Research Shows At Least Some Kinds of Field Trips Really Do Benefit Students
I’ve been delinquent from blogging so much lately, you may think little Eddie just has been on a long field trip. Well, before you get too critical, you might want to consider the great advantages this could have for me. The results of a first-of-its-kind study, outlined by Dr. Jay Greene for Education Next, are worth a closer look:
Today, culturally enriching field trips are in decline. Museums across the country report a steep drop in school tours. For example, the Field Museum in Chicago at one time welcomed more than 300,000 students every year. Recently the number is below 200,000. Between 2002 and 2007, Cincinnati arts organizations saw a 30 percent decrease in student attendance. A survey by the American Association of School Administrators found that more than half of schools eliminated planned field trips in 2010–11.
So what did Greene and his colleagues decide to do? Measure the effects of taking field trips to the new Crystal Bridges Museum of American Art in northwest Arkansas.
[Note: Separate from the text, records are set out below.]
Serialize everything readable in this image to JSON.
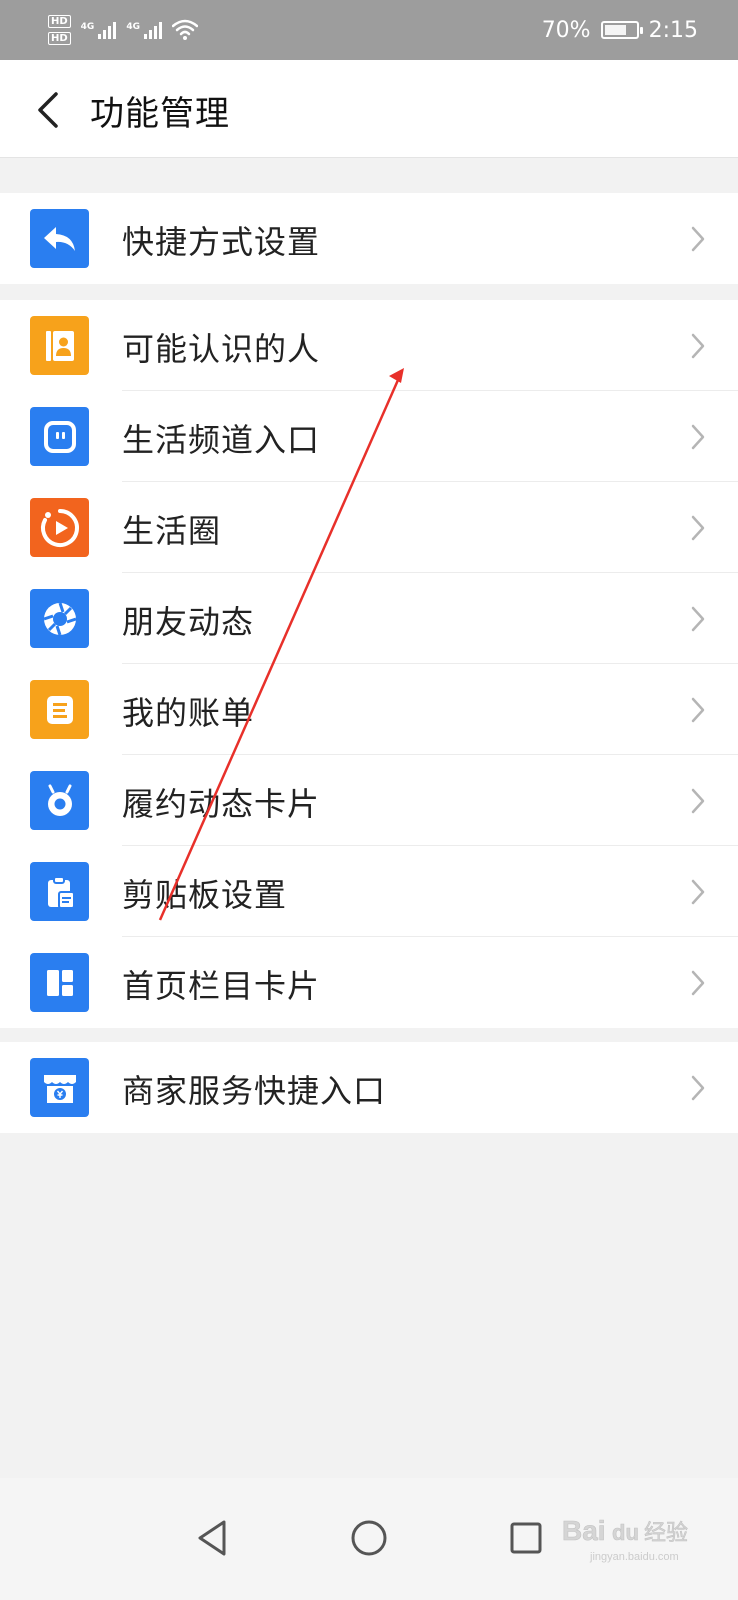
{
  "status_bar": {
    "hd1": "HD",
    "hd2": "HD",
    "net1": "4G",
    "net2": "4G",
    "battery": "70%",
    "battery_level": 0.7,
    "time": "2:15"
  },
  "header": {
    "title": "功能管理",
    "back_icon": "chevron-left-icon"
  },
  "groups": [
    {
      "items": [
        {
          "label": "快捷方式设置",
          "icon": "reply-arrow-icon",
          "color": "#2a7ef0"
        }
      ]
    },
    {
      "items": [
        {
          "label": "可能认识的人",
          "icon": "contact-card-icon",
          "color": "#f7a21b"
        },
        {
          "label": "生活频道入口",
          "icon": "tv-face-icon",
          "color": "#2a7ef0"
        },
        {
          "label": "生活圈",
          "icon": "play-circle-icon",
          "color": "#f2641e"
        },
        {
          "label": "朋友动态",
          "icon": "shutter-icon",
          "color": "#2a7ef0"
        },
        {
          "label": "我的账单",
          "icon": "bill-list-icon",
          "color": "#f7a21b"
        },
        {
          "label": "履约动态卡片",
          "icon": "fulfillment-ring-icon",
          "color": "#2a7ef0"
        },
        {
          "label": "剪贴板设置",
          "icon": "clipboard-icon",
          "color": "#2a7ef0"
        },
        {
          "label": "首页栏目卡片",
          "icon": "grid-layout-icon",
          "color": "#2a7ef0"
        }
      ]
    },
    {
      "items": [
        {
          "label": "商家服务快捷入口",
          "icon": "store-yuan-icon",
          "color": "#2a7ef0"
        }
      ]
    }
  ],
  "nav_bar": {
    "back": "triangle-back-icon",
    "home": "circle-home-icon",
    "recent": "square-recent-icon"
  },
  "watermark": {
    "text1": "Bai",
    "text2": "du",
    "text3": "经验",
    "sub": "jingyan.baidu.com"
  },
  "annotation": {
    "color": "#e8302a"
  }
}
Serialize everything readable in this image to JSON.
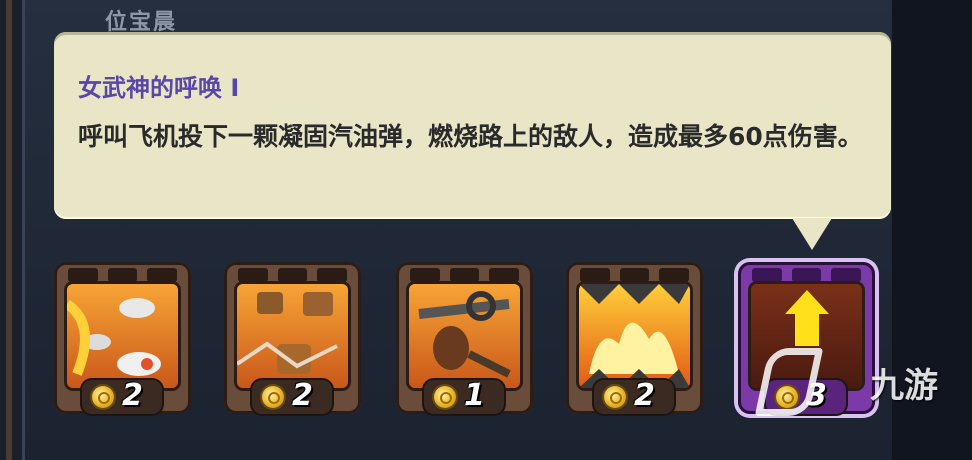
{
  "header": {
    "title": "位宝晨"
  },
  "tooltip": {
    "title": "女武神的呼唤 I",
    "description": "呼叫飞机投下一颗凝固汽油弹，燃烧路上的敌人，造成最多60点伤害。"
  },
  "skills": [
    {
      "name": "missile-strike",
      "cost": "2"
    },
    {
      "name": "rock-barrage",
      "cost": "2"
    },
    {
      "name": "chain-grapple",
      "cost": "1"
    },
    {
      "name": "fire-wall",
      "cost": "2"
    },
    {
      "name": "valkyrie-call-upgrade",
      "cost": "3"
    }
  ],
  "watermark": {
    "text": "九游"
  },
  "colors": {
    "tooltip_bg": "#e9e6c8",
    "title": "#5a46a8",
    "active_frame": "#7c3aa8"
  }
}
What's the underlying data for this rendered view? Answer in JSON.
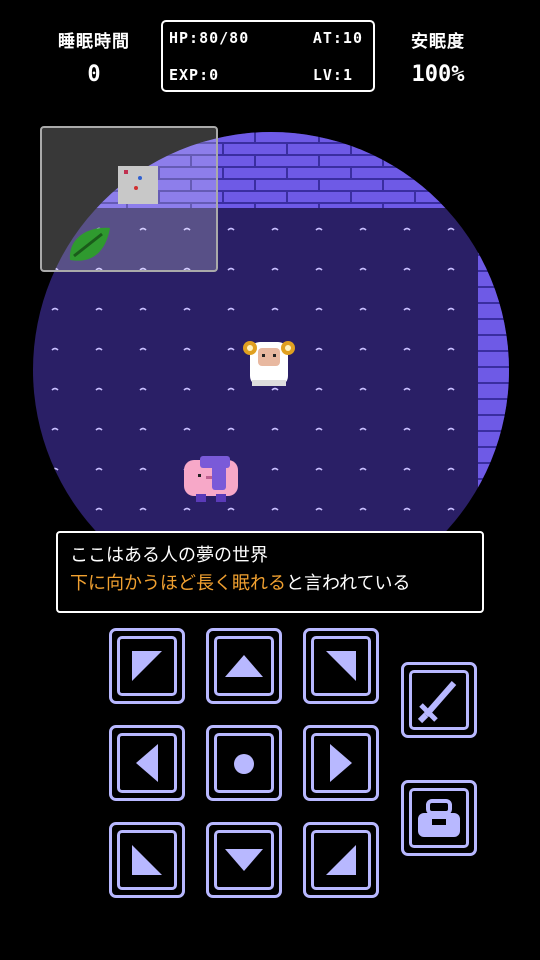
{
  "hud": {
    "sleep_time_label": "睡眠時間",
    "sleep_time_value": "0",
    "hp": "HP:80/80",
    "at": "AT:10",
    "exp": "EXP:0",
    "lv": "LV:1",
    "comfort_label": "安眠度",
    "comfort_value": "100%"
  },
  "dialog": {
    "line1": "ここはある人の夢の世界",
    "line2_highlight": "下に向かうほど長く眠れる",
    "line2_rest": "と言われている"
  },
  "colors": {
    "floor": "#2a1f66",
    "brick": "#6e5ae6",
    "highlight_text": "#f0a030",
    "button_outline": "#b8b8ff"
  },
  "controls": {
    "dpad": [
      "up-left",
      "up",
      "up-right",
      "left",
      "wait",
      "right",
      "down-left",
      "down",
      "down-right"
    ],
    "attack_icon": "sword-icon",
    "item_icon": "bag-icon"
  }
}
Using a rigorous research method, they made some key discoveries:
- “Students actually retain a great deal of factual information from their tours,” including paintings that depict scenes of abolitionists, World War II factory workers, and Depression-era farmers
- Using independently graded essays, students’ critical-thinking skills showed measurable increases
- Students also exhibited significantly higher “historical empathy,” or demonstrating a better understanding of how people in different time periods of American history may have thought and felt
- A half-day at the art museum leads to slightly greater expressions of tolerance for different viewpoints among students
- School tours lead students to have a greater interest in returning to art museums, and encouraging their friends to do the same
On nearly all counts, rural and low-income students demonstrated significantly higher gains.
Some readers might be saying: “Even if you did take a field trip this week, it probably wasn’t to that art museum in Arkansas.” Correct, you’ve got me there. Guess it depends on what kind of field trip I take. But could it hurt to research the effects of a full-day visit to Elitch Gardens? In that case, I’m willing to put myself out there as a test subject–for the sake of science.